Computational Design of Soft Functional Composite Hydrogel Structures and Devices

Examples of soft functional composite structures with periodic and symmetric arrangements of active and passive materials of dissimilar properties are widely observed in nature. Biological organisms exploit the swelling and growth mismatch and mechanical instabilities inherent in these structures to enable complex shape change and motion. Our work has been focused on developing computational models to explore how soft active and stiff passive material segments can be arranged in two-dimensional plate and three dimensional tube structures to achieve targeted shape changes. Also, we seek to investigate how these shape-changing structures can be combined to make functional devices. In this presentation, I will describe the modeling investigation and experimental validation of two classes of composite hydrogel structures. The first is a thin bilayer plate with periodic arrangements of stiff SU8 epoxy segments in a poly(N-isopropylacrylamide) (pNIPAM) matrix. pNIPAM is a common thermoresponsive hydrogel that undergoes a transition from a hydrophilic state to a hydrophobic state when the temperature increases above the lower critical solution temperature (LCST), resulting in a dramatic change in volume. The composite plate can exhibit unusual biaxial and bidirectional bending in response to temperature change through the LCST. We utilized a chemomechanical material model to describe the equilibrium swelling and stress response of pNIPAM-AAc. We applied computational modeling to explain how the shape and spacing of the stiff SU8 segments and the crosslinking gradient of the pNIPAM matrix can be tailored to achieve biaxial and bidirectional bending. The second class of structures involves 3D-printed composite tubes with different symmetric arrangements of pNIPAM segments and a stiffer passive hydrogel. We applied computational modeling to design the geometry and arrangement of the active and passive segments to produce tubular structures that exhibit uniaxial axial elongation, radial expansion, bending, and twisting through the LCST. The results are a set of shape-changing primitives that can be combined to produce more complicated motions for a functional device.

Bio

Thao (Vicky) Nguyen, the Marlin U. Zimmerman, Jr. Faculty Scholar and a professor of mechanical engineering, is known for her research on the mechanics of soft engineering and biological materials.

Her lab uses an integrated experimental and modeling approach to study adaptive materials that can exhibit dramatic changes in microstructure, mechanical properties, and macroscopic shape in response to an environmental stimulus. Her research focuses on the biomechanics of fibrous soft tissues, constitutive modeling of shape memory polymers and polymer composites, and the fracture and failure of rate dependent materials.

Nguyen's work has contributed to the development of innovative experimental tools and models to investigate the fundamental microscale mechanisms and microstructural origins of the behavior of soft adaptive materials. Her research has provided design tools and guidelines for the creation of shape-shifting biomedical devices, including materials that expand in the body to secure tendons to bone and "smart" medical devices that function without wires or batteries.
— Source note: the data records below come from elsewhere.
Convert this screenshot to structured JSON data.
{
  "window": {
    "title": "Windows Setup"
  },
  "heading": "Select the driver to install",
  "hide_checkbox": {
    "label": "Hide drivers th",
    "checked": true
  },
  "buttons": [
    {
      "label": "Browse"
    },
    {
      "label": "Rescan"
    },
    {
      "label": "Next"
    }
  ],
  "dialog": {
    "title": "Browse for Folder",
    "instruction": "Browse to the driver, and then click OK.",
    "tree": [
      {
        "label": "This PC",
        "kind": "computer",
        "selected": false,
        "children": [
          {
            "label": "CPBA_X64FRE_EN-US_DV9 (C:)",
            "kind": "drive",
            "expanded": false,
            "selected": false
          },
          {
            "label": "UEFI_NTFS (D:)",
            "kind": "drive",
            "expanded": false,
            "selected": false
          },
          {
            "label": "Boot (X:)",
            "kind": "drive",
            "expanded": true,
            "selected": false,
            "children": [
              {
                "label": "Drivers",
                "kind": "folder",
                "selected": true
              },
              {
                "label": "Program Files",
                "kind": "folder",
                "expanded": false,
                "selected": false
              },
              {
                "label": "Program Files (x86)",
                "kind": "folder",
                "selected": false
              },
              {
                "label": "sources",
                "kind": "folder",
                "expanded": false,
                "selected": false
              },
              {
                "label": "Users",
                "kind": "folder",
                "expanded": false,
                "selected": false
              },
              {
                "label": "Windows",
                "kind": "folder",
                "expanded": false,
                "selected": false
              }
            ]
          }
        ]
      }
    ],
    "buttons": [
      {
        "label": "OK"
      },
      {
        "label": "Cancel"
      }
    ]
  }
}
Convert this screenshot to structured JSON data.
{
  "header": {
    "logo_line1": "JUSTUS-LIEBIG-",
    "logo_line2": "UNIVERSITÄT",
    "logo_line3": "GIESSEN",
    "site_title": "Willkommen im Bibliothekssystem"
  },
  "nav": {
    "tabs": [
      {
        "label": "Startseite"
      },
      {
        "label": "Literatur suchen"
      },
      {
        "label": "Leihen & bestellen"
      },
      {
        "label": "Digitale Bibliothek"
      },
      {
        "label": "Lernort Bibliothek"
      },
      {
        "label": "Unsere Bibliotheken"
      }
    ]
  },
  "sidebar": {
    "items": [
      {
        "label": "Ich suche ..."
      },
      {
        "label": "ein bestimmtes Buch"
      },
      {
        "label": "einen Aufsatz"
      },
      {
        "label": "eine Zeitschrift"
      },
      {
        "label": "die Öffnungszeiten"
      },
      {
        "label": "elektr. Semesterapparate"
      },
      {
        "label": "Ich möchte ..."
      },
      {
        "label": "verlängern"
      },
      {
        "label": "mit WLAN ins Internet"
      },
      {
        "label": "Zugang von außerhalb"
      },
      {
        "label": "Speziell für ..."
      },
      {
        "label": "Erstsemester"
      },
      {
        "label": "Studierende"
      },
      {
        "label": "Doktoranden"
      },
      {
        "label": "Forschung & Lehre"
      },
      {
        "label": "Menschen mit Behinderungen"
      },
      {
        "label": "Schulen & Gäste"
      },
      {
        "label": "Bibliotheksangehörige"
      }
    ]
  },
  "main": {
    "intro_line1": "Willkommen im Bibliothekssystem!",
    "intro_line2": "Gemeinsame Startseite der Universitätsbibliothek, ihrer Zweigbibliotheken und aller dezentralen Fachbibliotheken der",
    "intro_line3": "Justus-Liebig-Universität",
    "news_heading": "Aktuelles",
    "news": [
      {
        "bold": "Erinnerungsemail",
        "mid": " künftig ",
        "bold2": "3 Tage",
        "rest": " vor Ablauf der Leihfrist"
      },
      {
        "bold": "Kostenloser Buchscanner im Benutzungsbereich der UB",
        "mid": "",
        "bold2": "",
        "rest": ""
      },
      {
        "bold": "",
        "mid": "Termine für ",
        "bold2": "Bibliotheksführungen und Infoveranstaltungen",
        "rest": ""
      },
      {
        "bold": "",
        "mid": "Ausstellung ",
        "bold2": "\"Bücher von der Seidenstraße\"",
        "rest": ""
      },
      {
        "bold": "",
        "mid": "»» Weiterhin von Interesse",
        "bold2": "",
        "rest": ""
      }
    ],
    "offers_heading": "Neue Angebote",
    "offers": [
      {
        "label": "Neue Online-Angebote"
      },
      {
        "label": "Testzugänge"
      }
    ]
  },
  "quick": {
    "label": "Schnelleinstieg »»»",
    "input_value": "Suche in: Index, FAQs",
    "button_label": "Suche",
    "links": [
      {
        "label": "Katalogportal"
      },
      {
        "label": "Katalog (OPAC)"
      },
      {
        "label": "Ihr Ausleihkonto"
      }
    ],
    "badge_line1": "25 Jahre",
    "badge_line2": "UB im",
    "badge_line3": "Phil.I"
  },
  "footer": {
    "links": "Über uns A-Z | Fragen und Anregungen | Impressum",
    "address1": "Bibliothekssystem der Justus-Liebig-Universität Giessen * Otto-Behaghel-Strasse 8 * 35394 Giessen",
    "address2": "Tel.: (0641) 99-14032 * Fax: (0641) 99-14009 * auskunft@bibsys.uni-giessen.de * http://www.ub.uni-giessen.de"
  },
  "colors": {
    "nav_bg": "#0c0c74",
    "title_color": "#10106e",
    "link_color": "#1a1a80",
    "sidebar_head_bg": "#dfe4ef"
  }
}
She also is an expert on the complex mechanics of the eye. Nguyen has worked collaboratively to investigate the role of the sclera and cornea in the development of glaucoma, and to develop a biomechanical model of the sclera and its effects on glaucoma. Her research on the eye has been funded by the Department of Defense, National Eye Institute, BrightFocus Foundation, and the National Science Foundation.

Nguyen's awards include an NSF CAREER Award, a Johns Hopkins Catalyst Award, and the Thomas J.R. Hughes Young Investigator Award and Sia Nemat-Nasser Early Career Award, both from the American Society for Mechanical Engineers (ASME). She serves on the Board of Directors for the Society of Engineering Science and has chaired multiple committees for ASME. She is also a member of the Society for Experimental Mechanics, the Association for Research in Vision and Ophthalmology, and the International Society of Eye Research. She is associate editor for two ASME journals: Applied Mechanics Review and J. Biomechanical Engineering.

She received her bachelor's degree in mechanical engineering from Massachusetts Institute of Technology in 1998, and MS and PhD degrees from Stanford University in 2000 and 2004, respectively. Prior to joining Johns Hopkins in 2007, Nguyen worked for three years as a senior member of the technical staff at Sandia National Laboratories in Livermore, California. She holds a secondary appointment in the Department of Materials Science and Engineering.